Contemporary News Corpus for Ukrainian (CNC-UA)

Description

CNC-UA was built from a database dump provided to us by Suspilne. Linguistic annotations were added by processing the texts with the Stanza NLP library. Each text is annotated with an identifier, article title as well as date and time of publication. Currently, we apply various language modelling techniques to the corpus, including topic models, for analysis of the data.

The motivation for building the corpus was to track language use in news reporting as the Russian war against Ukraine proceeded.

The corpus contains 87,210,364 words in 292,955 texts. The sources represent standard language and were published between 2019 and 2022 on https://suspilne.media, the news website of the national public broadcaster of Ukraine.

Citation

Persistent identifier http://hdl.handle.net/21.11119/0000-000E-1C5C-D

Stefan Fischer, Kateryna Haidarzhyi, Jörg Knappen, Yuliya Stodolinska, and Elke Teich (2024). A Contemporary News Corpus for Ukrainian (CNC-UA). Poster at 46. Jahrestagung der Deutschen Gesellschaft für Sprachwissenschaft, Bochum (Germany), February/March 2024

Stefan Fischer, Kateryna Haidarzhyi, Jörg Knappen, Olha Polishchuk, Yuliya Stodolinska, and Elke Teich. 2024. A Contemporary News Corpus of Ukrainian (CNC-UA): Compilation, Annotation, Publication. In Proceedings of the Third Ukrainian Natural Language Processing Workshop (UNLP) @ LREC-COLING 2024, pages 1–7, Torino, Italia. ELRA and ICCL.

Licence

The newspaper texts in the corpus are copyright © by Suspilne Movlennya (Public Broadcasting Company of Ukraine). They are licenced for strictly non-commercial use under the condition that the texts are not changed and that the copyright owner is acknowledged with a full citation.

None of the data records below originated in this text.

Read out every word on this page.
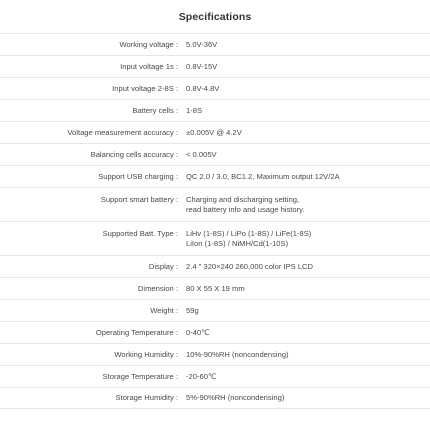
Specifications
Working voltage : 5.0V-36V
Input voltage 1s : 0.8V-15V
Input voltage 2-8S : 0.8V-4.8V
Battery cells : 1-8S
Voltage measurement accuracy : ±0.005V @ 4.2V
Balancing cells accuracy : < 0.005V
Support USB charging : QC 2.0 / 3.0, BC1.2, Maximum output 12V/2A
Support smart battery : Charging and discharging setting,
read battery info and usage history.
Supported Batt. Type : LiHv (1-8S) / LiPo (1-8S) / LiFe(1-8S)
LiIon (1-8S) / NiMH/Cd(1-10S)
Display : 2.4 " 320×240 260,000 color IPS LCD
Dimension : 80 X 55 X 19 mm
Weight : 59g
Operating Temperature : 0-40℃
Working Humidity : 10%-90%RH (noncondensing)
Storage Temperature : -20-60℃
Storage Humidity : 5%-90%RH (noncondensing)
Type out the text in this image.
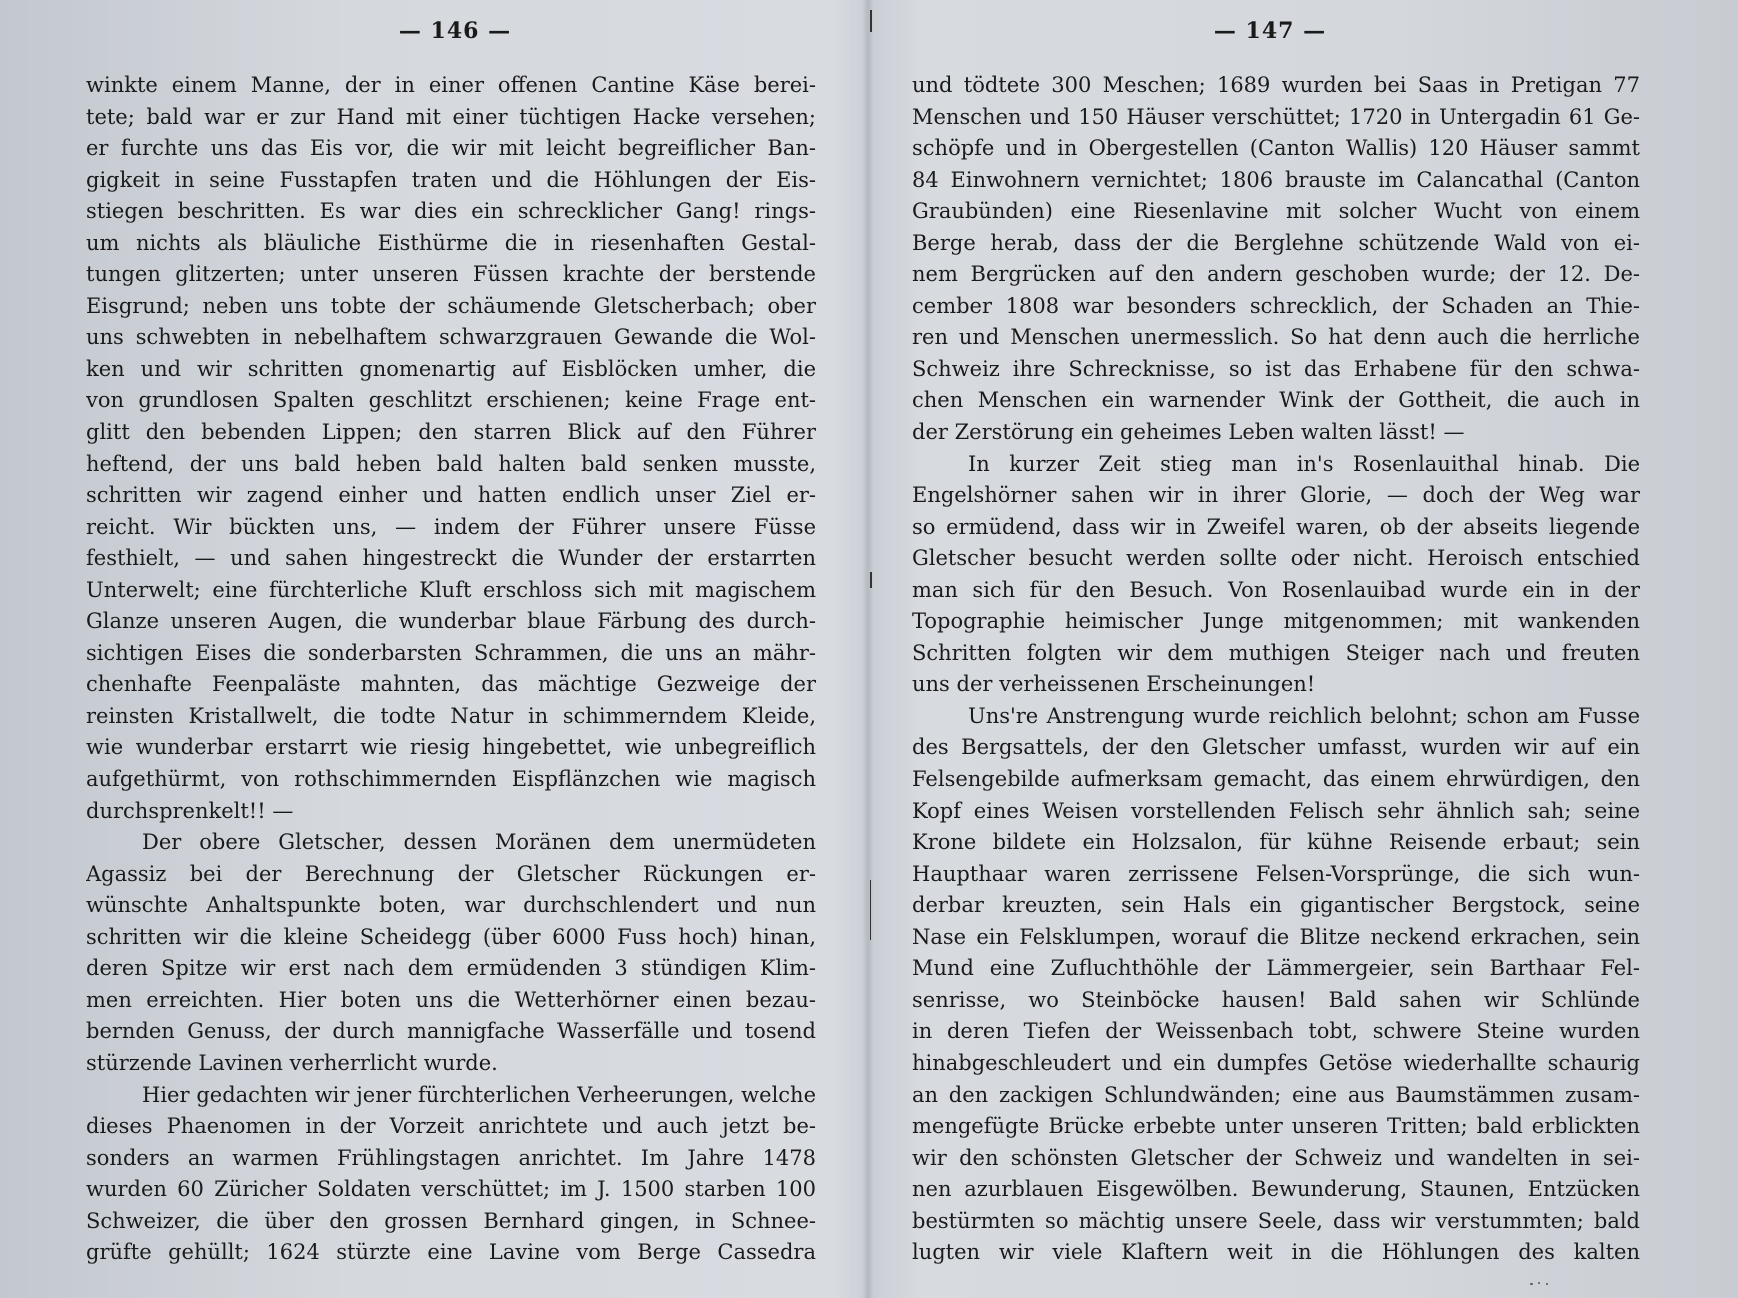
— 146 —
winkte einem Manne, der in einer offenen Cantine Käse berei-
tete; bald war er zur Hand mit einer tüchtigen Hacke versehen;
er furchte uns das Eis vor, die wir mit leicht begreiflicher Ban-
gigkeit in seine Fusstapfen traten und die Höhlungen der Eis-
stiegen beschritten. Es war dies ein schrecklicher Gang! rings-
um nichts als bläuliche Eisthürme die in riesenhaften Gestal-
tungen glitzerten; unter unseren Füssen krachte der berstende
Eisgrund; neben uns tobte der schäumende Gletscherbach; ober
uns schwebten in nebelhaftem schwarzgrauen Gewande die Wol-
ken und wir schritten gnomenartig auf Eisblöcken umher, die
von grundlosen Spalten geschlitzt erschienen; keine Frage ent-
glitt den bebenden Lippen; den starren Blick auf den Führer
heftend, der uns bald heben bald halten bald senken musste,
schritten wir zagend einher und hatten endlich unser Ziel er-
reicht. Wir bückten uns, — indem der Führer unsere Füsse
festhielt, — und sahen hingestreckt die Wunder der erstarrten
Unterwelt; eine fürchterliche Kluft erschloss sich mit magischem
Glanze unseren Augen, die wunderbar blaue Färbung des durch-
sichtigen Eises die sonderbarsten Schrammen, die uns an mähr-
chenhafte Feenpaläste mahnten, das mächtige Gezweige der
reinsten Kristallwelt, die todte Natur in schimmerndem Kleide,
wie wunderbar erstarrt wie riesig hingebettet, wie unbegreiflich
aufgethürmt, von rothschimmernden Eispflänzchen wie magisch
durchsprenkelt!! —
Der obere Gletscher, dessen Moränen dem unermüdeten
Agassiz bei der Berechnung der Gletscher Rückungen er-
wünschte Anhaltspunkte boten, war durchschlendert und nun
schritten wir die kleine Scheidegg (über 6000 Fuss hoch) hinan,
deren Spitze wir erst nach dem ermüdenden 3 stündigen Klim-
men erreichten. Hier boten uns die Wetterhörner einen bezau-
bernden Genuss, der durch mannigfache Wasserfälle und tosend
stürzende Lavinen verherrlicht wurde.
Hier gedachten wir jener fürchterlichen Verheerungen, welche
dieses Phaenomen in der Vorzeit anrichtete und auch jetzt be-
sonders an warmen Frühlingstagen anrichtet. Im Jahre 1478
wurden 60 Züricher Soldaten verschüttet; im J. 1500 starben 100
Schweizer, die über den grossen Bernhard gingen, in Schnee-
grüfte gehüllt; 1624 stürzte eine Lavine vom Berge Cassedra
— 147 —
und tödtete 300 Meschen; 1689 wurden bei Saas in Pretigan 77
Menschen und 150 Häuser verschüttet; 1720 in Untergadin 61 Ge-
schöpfe und in Obergestellen (Canton Wallis) 120 Häuser sammt
84 Einwohnern vernichtet; 1806 brauste im Calancathal (Canton
Graubünden) eine Riesenlavine mit solcher Wucht von einem
Berge herab, dass der die Berglehne schützende Wald von ei-
nem Bergrücken auf den andern geschoben wurde; der 12. De-
cember 1808 war besonders schrecklich, der Schaden an Thie-
ren und Menschen unermesslich. So hat denn auch die herrliche
Schweiz ihre Schrecknisse, so ist das Erhabene für den schwa-
chen Menschen ein warnender Wink der Gottheit, die auch in
der Zerstörung ein geheimes Leben walten lässt! —
In kurzer Zeit stieg man in's Rosenlauithal hinab. Die
Engelshörner sahen wir in ihrer Glorie, — doch der Weg war
so ermüdend, dass wir in Zweifel waren, ob der abseits liegende
Gletscher besucht werden sollte oder nicht. Heroisch entschied
man sich für den Besuch. Von Rosenlauibad wurde ein in der
Topographie heimischer Junge mitgenommen; mit wankenden
Schritten folgten wir dem muthigen Steiger nach und freuten
uns der verheissenen Erscheinungen!
Uns're Anstrengung wurde reichlich belohnt; schon am Fusse
des Bergsattels, der den Gletscher umfasst, wurden wir auf ein
Felsengebilde aufmerksam gemacht, das einem ehrwürdigen, den
Kopf eines Weisen vorstellenden Felisch sehr ähnlich sah; seine
Krone bildete ein Holzsalon, für kühne Reisende erbaut; sein
Haupthaar waren zerrissene Felsen-Vorsprünge, die sich wun-
derbar kreuzten, sein Hals ein gigantischer Bergstock, seine
Nase ein Felsklumpen, worauf die Blitze neckend erkrachen, sein
Mund eine Zufluchthöhle der Lämmergeier, sein Barthaar Fel-
senrisse, wo Steinböcke hausen! Bald sahen wir Schlünde
in deren Tiefen der Weissenbach tobt, schwere Steine wurden
hinabgeschleudert und ein dumpfes Getöse wiederhallte schaurig
an den zackigen Schlundwänden; eine aus Baumstämmen zusam-
mengefügte Brücke erbebte unter unseren Tritten; bald erblickten
wir den schönsten Gletscher der Schweiz und wandelten in sei-
nen azurblauen Eisgewölben. Bewunderung, Staunen, Entzücken
bestürmten so mächtig unsere Seele, dass wir verstummten; bald
lugten wir viele Klaftern weit in die Höhlungen des kalten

The CNC-UA is licensed under a Creative Commons Attribution-NonCommercial-NoDerivs 4.0 International License.

Acknowledgements

The authors acknowledge financial support from Deutsche Forschungsgemeinschaft (DFG) project number 460033370 (Text+) and 232722074 (SFB 1102) as well as the Federal Republic of Germany and the 16 federal states in the framework of the National Research Data Infrastructure (NFDI) and its association NFDI e.V.

Download

The corpus in CoNLL-U from the Universal Dependencies project: CNC-UA_v1_conll.zip (1.8 GB, md5sum: aa365325dfd42da89870860a4d1736ec; sha1sum: 66d7e8c38d692f50b62b0c0aaa1534be521f60a8)
The corpus in vrt format as used by the Open Corpus Workbench (fewer columns lemma, upos, and xpos (using the MULTEXT-East Morphosyntactic Specifications, Version 4 tagset) only): CNC-UA_v1_vrt.zip (571 MB, md5sum: c34814d6380bea98f40dd355bc10b807; sha1sum: ef7ad90f5febb804241fa177ffb77cff58ed2beb)
A metadata file with the internal text metadata, helpful when installing the corpus in CQPweb: CNC-UA_v1_meta.zip (15 MB, md5sum: 424bc0d73deebd443aa91efd2698f305; sha1sum: 4b3e66d65773556005061dd0c91945d598aa3090)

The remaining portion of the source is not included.